Hätte ja nie gedacht, dass ich mal ausgerechnet Gabriel gegen Medienleute in Schutz nehmen würde. Aber lieber einen Gabriel als zehn Slomkas, Hünnigers oder andere Journalisten, die das eigene Denken offenkundig outgesourct haben.
Gruss,
Thorsten Haupts
Lecker sinnfrei
war das Interview von SPD-Gabriel durch ZDF-Slomka kaum, denn es spiegelte den Redundanzanteil und den “Briefingstatus” vieler Gespräche wieder. Slomka trug den Mediensound, ob die SPD-Abstimmung, Grundgesetz, Demokratie… nicht unerlaubt tangiere >dem Gabriel< vor. Der war wohl zur Zeit entweder über die “Medienlage” nicht gebrieft, inhaltlich sauer oder verärgert über Slomka, dass sie ihrer “Gatekeeper-Funktion” nicht gerecht wurde. Slomka verteidigte zurecht ihre richtige Rolle bei der Beurteilung der Medienlage – so sinnfrei diese war. Warum Seehofer intervenierte, will man gar nicht mehr wissen. Am Ende blieb, selbst gestern in einer sich nicht kennenden Gesprächsrunde, wie zickig darf Slomka sein und wie “eisig” sind ihre Augen. Ich stand allein als ich Gabriel für zickig hielt, statt als Sozialkundelehrer noch besser zu erklären, andererseits das für einen lebensnahen Bürokrach hielt (vgl. Brüderle-Aufschrei), der zum Mündlichen dazugehört und der Empörung nicht lohnt.
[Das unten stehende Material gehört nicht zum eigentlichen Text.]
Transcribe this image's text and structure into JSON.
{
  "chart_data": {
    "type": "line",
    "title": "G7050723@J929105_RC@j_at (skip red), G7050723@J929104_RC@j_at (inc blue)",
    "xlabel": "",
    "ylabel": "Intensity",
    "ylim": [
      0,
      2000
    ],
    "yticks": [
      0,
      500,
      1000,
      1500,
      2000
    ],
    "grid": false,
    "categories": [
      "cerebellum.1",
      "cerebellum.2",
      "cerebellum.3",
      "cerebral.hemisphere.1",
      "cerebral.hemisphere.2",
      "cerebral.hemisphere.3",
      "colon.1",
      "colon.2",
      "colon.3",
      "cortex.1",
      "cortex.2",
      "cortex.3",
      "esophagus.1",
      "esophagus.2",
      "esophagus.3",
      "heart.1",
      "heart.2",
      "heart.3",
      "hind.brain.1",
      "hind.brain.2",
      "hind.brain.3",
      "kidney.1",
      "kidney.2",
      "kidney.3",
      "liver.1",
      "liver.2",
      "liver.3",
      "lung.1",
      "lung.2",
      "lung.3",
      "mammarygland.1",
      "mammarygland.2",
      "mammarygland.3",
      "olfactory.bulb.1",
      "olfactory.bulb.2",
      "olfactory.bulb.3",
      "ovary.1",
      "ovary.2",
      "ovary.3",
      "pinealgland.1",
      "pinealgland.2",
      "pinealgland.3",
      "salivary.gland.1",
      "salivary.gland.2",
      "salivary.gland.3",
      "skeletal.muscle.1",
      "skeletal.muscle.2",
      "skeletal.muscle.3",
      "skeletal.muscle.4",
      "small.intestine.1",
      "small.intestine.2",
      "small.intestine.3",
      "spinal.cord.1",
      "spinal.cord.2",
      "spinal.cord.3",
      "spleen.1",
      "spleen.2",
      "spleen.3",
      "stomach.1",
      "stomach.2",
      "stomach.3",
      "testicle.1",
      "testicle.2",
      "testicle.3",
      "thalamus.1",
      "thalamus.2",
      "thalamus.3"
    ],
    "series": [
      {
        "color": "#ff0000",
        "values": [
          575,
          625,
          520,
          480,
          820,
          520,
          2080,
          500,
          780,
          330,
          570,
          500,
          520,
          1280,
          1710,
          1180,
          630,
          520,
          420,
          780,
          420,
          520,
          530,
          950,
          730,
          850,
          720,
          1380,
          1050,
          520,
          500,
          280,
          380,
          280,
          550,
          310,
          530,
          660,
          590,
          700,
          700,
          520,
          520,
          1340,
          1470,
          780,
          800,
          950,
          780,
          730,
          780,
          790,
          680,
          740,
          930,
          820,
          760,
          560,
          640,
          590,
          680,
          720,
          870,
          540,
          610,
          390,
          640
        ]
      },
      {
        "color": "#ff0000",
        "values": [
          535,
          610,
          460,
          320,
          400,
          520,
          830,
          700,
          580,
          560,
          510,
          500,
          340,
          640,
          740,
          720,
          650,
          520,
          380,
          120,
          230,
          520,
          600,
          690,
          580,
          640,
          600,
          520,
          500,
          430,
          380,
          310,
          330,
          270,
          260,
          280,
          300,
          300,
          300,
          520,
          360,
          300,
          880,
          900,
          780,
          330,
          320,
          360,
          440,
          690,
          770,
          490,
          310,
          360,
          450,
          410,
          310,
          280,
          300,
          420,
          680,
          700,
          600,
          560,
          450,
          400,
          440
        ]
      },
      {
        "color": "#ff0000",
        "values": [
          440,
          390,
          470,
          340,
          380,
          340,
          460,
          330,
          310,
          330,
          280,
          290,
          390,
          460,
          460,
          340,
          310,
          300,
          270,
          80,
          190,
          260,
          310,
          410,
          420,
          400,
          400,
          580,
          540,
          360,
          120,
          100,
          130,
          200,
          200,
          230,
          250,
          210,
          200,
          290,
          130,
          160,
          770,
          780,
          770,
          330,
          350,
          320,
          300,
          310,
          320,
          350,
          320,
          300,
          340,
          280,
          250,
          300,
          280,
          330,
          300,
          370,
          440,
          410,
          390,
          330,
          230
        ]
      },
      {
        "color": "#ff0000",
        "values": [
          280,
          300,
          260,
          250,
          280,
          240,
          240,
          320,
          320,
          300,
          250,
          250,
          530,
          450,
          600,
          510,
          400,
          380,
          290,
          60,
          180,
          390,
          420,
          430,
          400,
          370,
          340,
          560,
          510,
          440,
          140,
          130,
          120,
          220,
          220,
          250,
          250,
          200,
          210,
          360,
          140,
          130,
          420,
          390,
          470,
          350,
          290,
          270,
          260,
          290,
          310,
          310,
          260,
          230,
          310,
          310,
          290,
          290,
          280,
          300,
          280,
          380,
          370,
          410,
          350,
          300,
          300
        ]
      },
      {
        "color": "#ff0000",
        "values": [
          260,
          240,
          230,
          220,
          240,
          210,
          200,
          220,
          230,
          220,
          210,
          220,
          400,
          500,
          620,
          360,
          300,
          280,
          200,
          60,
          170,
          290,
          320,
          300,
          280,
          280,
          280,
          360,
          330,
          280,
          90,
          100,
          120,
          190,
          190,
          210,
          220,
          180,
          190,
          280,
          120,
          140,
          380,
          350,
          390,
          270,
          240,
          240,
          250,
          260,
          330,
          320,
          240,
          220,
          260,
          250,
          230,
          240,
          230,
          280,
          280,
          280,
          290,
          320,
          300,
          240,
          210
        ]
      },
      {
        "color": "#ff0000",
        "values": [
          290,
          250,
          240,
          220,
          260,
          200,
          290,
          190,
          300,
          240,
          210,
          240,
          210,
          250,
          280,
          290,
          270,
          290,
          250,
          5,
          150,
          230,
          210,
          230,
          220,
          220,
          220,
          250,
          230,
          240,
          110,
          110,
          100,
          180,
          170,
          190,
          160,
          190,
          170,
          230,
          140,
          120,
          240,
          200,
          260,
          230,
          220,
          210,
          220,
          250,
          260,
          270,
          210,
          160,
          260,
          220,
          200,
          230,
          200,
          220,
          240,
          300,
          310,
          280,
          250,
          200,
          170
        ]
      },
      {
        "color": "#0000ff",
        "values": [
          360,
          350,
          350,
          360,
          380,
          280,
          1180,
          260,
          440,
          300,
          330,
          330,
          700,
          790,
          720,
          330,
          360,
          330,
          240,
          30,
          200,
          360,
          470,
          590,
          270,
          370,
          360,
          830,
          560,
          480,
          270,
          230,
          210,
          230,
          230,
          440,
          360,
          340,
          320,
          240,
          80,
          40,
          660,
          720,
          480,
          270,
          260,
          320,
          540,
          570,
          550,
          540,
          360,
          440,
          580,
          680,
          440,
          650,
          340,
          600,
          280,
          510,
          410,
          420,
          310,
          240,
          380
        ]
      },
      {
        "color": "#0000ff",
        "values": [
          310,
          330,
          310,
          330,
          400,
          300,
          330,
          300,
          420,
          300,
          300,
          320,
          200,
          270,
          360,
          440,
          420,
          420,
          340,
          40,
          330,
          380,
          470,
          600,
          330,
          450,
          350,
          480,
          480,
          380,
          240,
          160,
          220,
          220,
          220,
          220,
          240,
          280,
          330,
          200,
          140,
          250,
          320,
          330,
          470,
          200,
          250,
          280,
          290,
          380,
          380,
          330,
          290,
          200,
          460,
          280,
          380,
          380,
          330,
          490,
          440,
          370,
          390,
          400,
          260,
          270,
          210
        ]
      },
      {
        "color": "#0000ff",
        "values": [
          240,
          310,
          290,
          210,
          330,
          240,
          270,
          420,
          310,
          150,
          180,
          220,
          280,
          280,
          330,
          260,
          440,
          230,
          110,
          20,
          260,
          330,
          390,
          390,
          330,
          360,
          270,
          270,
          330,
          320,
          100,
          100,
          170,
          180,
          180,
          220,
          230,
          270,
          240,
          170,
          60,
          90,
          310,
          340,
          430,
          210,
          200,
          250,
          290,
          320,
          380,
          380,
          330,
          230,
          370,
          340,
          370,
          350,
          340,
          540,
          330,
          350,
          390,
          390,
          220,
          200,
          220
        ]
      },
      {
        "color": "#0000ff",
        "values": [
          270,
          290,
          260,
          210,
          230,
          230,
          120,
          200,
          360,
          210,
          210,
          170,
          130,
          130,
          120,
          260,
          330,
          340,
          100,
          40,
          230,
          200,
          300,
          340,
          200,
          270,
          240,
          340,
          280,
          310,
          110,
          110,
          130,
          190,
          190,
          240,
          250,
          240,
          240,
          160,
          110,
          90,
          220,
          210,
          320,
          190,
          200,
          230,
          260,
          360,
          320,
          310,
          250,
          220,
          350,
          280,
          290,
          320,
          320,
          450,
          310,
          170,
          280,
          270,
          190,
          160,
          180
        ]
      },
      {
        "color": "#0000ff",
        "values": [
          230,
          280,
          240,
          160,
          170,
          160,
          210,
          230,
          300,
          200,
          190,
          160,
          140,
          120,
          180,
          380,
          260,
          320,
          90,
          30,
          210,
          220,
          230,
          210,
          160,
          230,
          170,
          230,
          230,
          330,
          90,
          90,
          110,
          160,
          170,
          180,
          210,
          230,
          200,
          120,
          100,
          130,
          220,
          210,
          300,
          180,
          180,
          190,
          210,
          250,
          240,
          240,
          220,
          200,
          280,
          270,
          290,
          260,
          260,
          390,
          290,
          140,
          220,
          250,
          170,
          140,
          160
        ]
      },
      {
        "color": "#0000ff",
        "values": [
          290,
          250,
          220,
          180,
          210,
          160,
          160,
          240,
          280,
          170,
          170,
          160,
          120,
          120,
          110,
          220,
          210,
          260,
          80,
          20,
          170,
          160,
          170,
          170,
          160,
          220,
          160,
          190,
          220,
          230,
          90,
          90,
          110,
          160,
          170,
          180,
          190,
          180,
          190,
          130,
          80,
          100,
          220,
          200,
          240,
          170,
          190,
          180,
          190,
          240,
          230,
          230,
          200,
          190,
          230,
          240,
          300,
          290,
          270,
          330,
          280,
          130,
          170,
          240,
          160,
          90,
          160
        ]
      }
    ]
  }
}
Jetzt gendert Ihre schriftliche Meinung heran: Slomka ist gar nicht zickig und viele Leitartikel sind viel blödsinniger. Aber, das wäre gar nicht der Streit gewesen.
demokratisch = ausreichend legitimiert
Demokratisch, lecker, irgendwie gut – ist der Begriff nicht seit jeher eine Schachtel für die unterschiedlichsten Vorstellungen davon, was ein gutes Staatswesen ausmacht, gewesen? “Deutsche demokratische Republik”, “Demokratische Volksrepublik Korea”, usw.; dass wir “Bundesrepublik Deutschland” heißen, war ja durchaus einem Wunsch nach etwas mehr Präzision geschuldet. Eigentlich heißt doch “demokratisch” nichts weiter, als dass sich die herrschende Macht in Zeiten, in denen das Gottesgnadentum nicht mehr zieht, um Legitimation bemüht, die so weit ausreicht, dass auch die Beherrschten mit der Herrschaft einigermaßen einverstanden sind. Und Herr Gabriel bemüht sich! Er befragt die Mitglieder, er unterwirft sich den Regeln des bescheuerten Fernsehens, er nimmt die Risiken von Neuwahlen und noch schlechteren Wahlergebnissen für die SPD in Kauf. Er weiß aber auch eins: wahrscheinlich hat er die Mehrheit der Fernsehzuschauer_innen hinter sich, wenn er Frau Slomka als blöd hinstellt. Mich nervt diese pseudo-aggressive Masche unserer Fernsehjournalist_innen auch, die ihren Mangel an Interesse kaschieren, indem sie besonders frech und vorlaut daher kommen. Gabriel verhält sich also durchaus demokratisch-lecker, das Abkanzeln der Slomka verschafft ihm Legitimität.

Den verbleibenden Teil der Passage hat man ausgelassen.